Ces dernières années, il y avait une demande croissante d’entreprises diverses pour des produits sonores. C’est à ce besoin que nous répondons, avec une équipe d’une trentaine de personnes comprenant des scientifiques (ingénieurs, chercheurs) et des créatifs (designers). Nous traitons du son dans toutes ses dimensions, depuis le son émis, transformé, transporté, jusqu’à sa diffusion.Nous sommes divisés en deux pôles : un pôle développement de technologies pour les artistes et l’industrie musicale et un pôle de création d’expériences sonores. Le premier développe essentiellement des produits et des logiciels pour les professionnels du secteur musical, de l’industrie automobile ou de l’industrie des objets connectés. Le second pôle, « expérience » que je dirige, crée des produits et services innovants qui transforment notre expérience du son au quotidien. Ils répondent aux besoins de clients internationaux issus de toute sorte d’industries, de la musique à l’automobile en passant par l’industrie du luxe.
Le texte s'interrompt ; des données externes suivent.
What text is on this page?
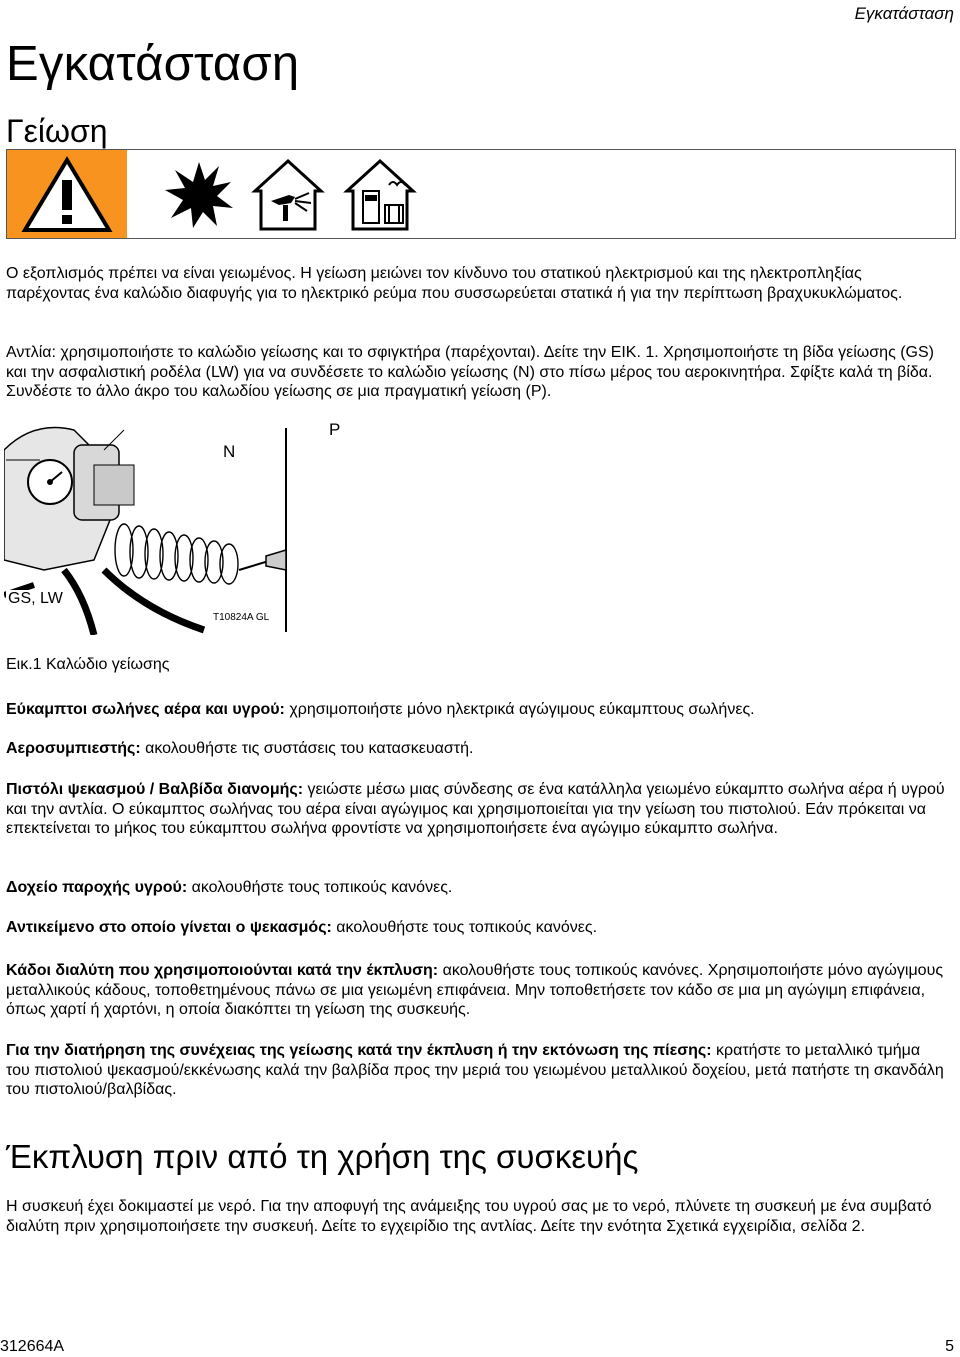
Εγκατάσταση
Εγκατάσταση
Γείωση

Ο εξοπλισμός πρέπει να είναι γειωμένος. Η γείωση μειώνει τον κίνδυνο του στατικού ηλεκτρισμού και της ηλεκτροπληξίας παρέχοντας ένα καλώδιο διαφυγής για το ηλεκτρικό ρεύμα που συσσωρεύεται στατικά ή για την περίπτωση βραχυκυκλώματος.

Αντλία: χρησιμοποιήστε το καλώδιο γείωσης και το σφιγκτήρα (παρέχονται). Δείτε την ΕΙΚ. 1. Χρησιμοποιήστε τη βίδα γείωσης (GS) και την ασφαλιστική ροδέλα (LW) για να συνδέσετε το καλώδιο γείωσης (N) στο πίσω μέρος του αεροκινητήρα. Σφίξτε καλά τη βίδα. Συνδέστε το άλλο άκρο του καλωδίου γείωσης σε μια πραγματική γείωση (P).

N
P
GS, LW
T10824A GL
Εικ.1 Καλώδιο γείωσης

Εύκαμπτοι σωλήνες αέρα και υγρού: χρησιμοποιήστε μόνο ηλεκτρικά αγώγιμους εύκαμπτους σωλήνες.

Αεροσυμπιεστής: ακολουθήστε τις συστάσεις του κατασκευαστή.

Πιστόλι ψεκασμού / Βαλβίδα διανομής: γειώστε μέσω μιας σύνδεσης σε ένα κατάλληλα γειωμένο εύκαμπτο σωλήνα αέρα ή υγρού και την αντλία. Ο εύκαμπτος σωλήνας του αέρα είναι αγώγιμος και χρησιμοποιείται για την γείωση του πιστολιού. Εάν πρόκειται να επεκτείνεται το μήκος του εύκαμπτου σωλήνα φροντίστε να χρησιμοποιήσετε ένα αγώγιμο εύκαμπτο σωλήνα.

Δοχείο παροχής υγρού: ακολουθήστε τους τοπικούς κανόνες.

Αντικείμενο στο οποίο γίνεται ο ψεκασμός: ακολουθήστε τους τοπικούς κανόνες.

Κάδοι διαλύτη που χρησιμοποιούνται κατά την έκπλυση: ακολουθήστε τους τοπικούς κανόνες. Χρησιμοποιήστε μόνο αγώγιμους μεταλλικούς κάδους, τοποθετημένους πάνω σε μια γειωμένη επιφάνεια. Μην τοποθετήσετε τον κάδο σε μια μη αγώγιμη επιφάνεια, όπως χαρτί ή χαρτόνι, η οποία διακόπτει τη γείωση της συσκευής.

Για την διατήρηση της συνέχειας της γείωσης κατά την έκπλυση ή την εκτόνωση της πίεσης: κρατήστε το μεταλλικό τμήμα του πιστολιού ψεκασμού/εκκένωσης καλά την βαλβίδα προς την μεριά του γειωμένου μεταλλικού δοχείου, μετά πατήστε τη σκανδάλη του πιστολιού/βαλβίδας.

Έκπλυση πριν από τη χρήση της συσκευής

Η συσκευή έχει δοκιμαστεί με νερό. Για την αποφυγή της ανάμειξης του υγρού σας με το νερό, πλύνετε τη συσκευή με ένα συμβατό διαλύτη πριν χρησιμοποιήσετε την συσκευή. Δείτε το εγχειρίδιο της αντλίας. Δείτε την ενότητα Σχετικά εγχειρίδια, σελίδα 2.

312664A	5
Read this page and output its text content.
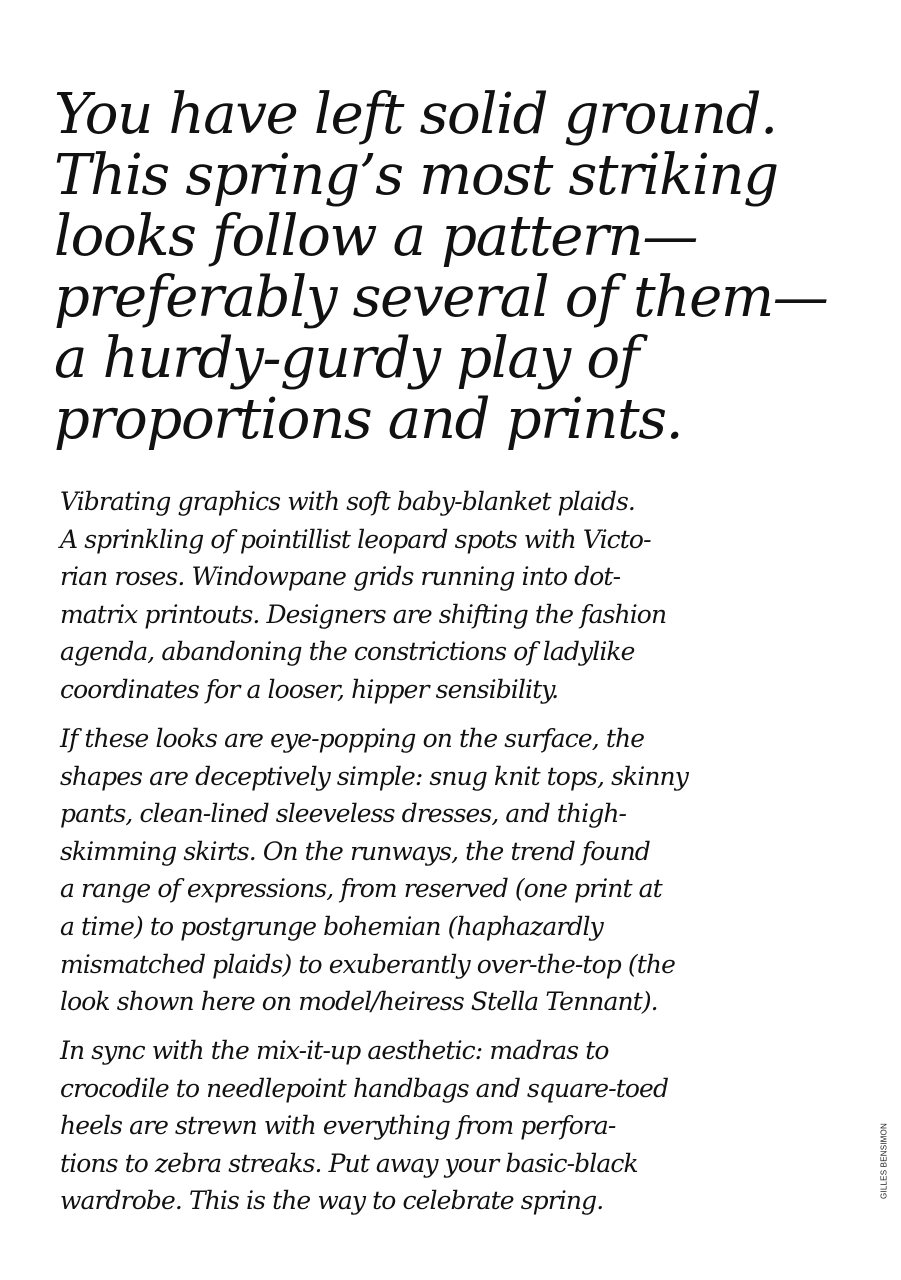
You have left solid ground.
This spring’s most striking
looks follow a pattern—
preferably several of them—
a hurdy-gurdy play of
proportions and prints.

Vibrating graphics with soft baby-blanket plaids.
A sprinkling of pointillist leopard spots with Victo-
rian roses. Windowpane grids running into dot-
matrix printouts. Designers are shifting the fashion
agenda, abandoning the constrictions of ladylike
coordinates for a looser, hipper sensibility.

If these looks are eye-popping on the surface, the
shapes are deceptively simple: snug knit tops, skinny
pants, clean-lined sleeveless dresses, and thigh-
skimming skirts. On the runways, the trend found
a range of expressions, from reserved (one print at
a time) to postgrunge bohemian (haphazardly
mismatched plaids) to exuberantly over-the-top (the
look shown here on model/heiress Stella Tennant).

In sync with the mix-it-up aesthetic: madras to
crocodile to needlepoint handbags and square-toed
heels are strewn with everything from perfora-
tions to zebra streaks. Put away your basic-black
wardrobe. This is the way to celebrate spring.

GILLES BENSIMON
Vous créez des « signatures sonores », en associant des sons à des produits ?
Oui, nous estimons que le son peut être un marqueur aussi important que l’image pour identifier une marque. La question s’est posée très concrètement pendant le confinement. Comment percevoir – et vendre – un parfum qu’on ne peut pas le sentir ? Quel est le son d’une odeur ? Et celui d’un goût ? Nous nous appuyons sur la polysensorialité. Ce mot désigne un phénomène neurologique qui se produit quand une information, destinée à stimuler un de nos cinq sens, en sollicite un autre. Chez certaines personnes, un son peut aller jusqu’à provoquer un goût en bouche, ou être associé à une couleur. Notre travail en tant que designers sonores est de chercher le son qui évoquera le mieux une notion, un ingrédient, pour une cible donnée. Mais si nous avons un vocabulaire très développé pour le goût ou l’odorat, que nous savons définir des notions clés comme l’âpre ou l’amer, nous sommes très limités en ce qui concerne le vocabulaire sonore. Nous nous sommes donc appuyés sur la méthode SpeaK, mise au point au laboratoire « Perception et design sonore » de l’Ircam, pour caractériser les sons.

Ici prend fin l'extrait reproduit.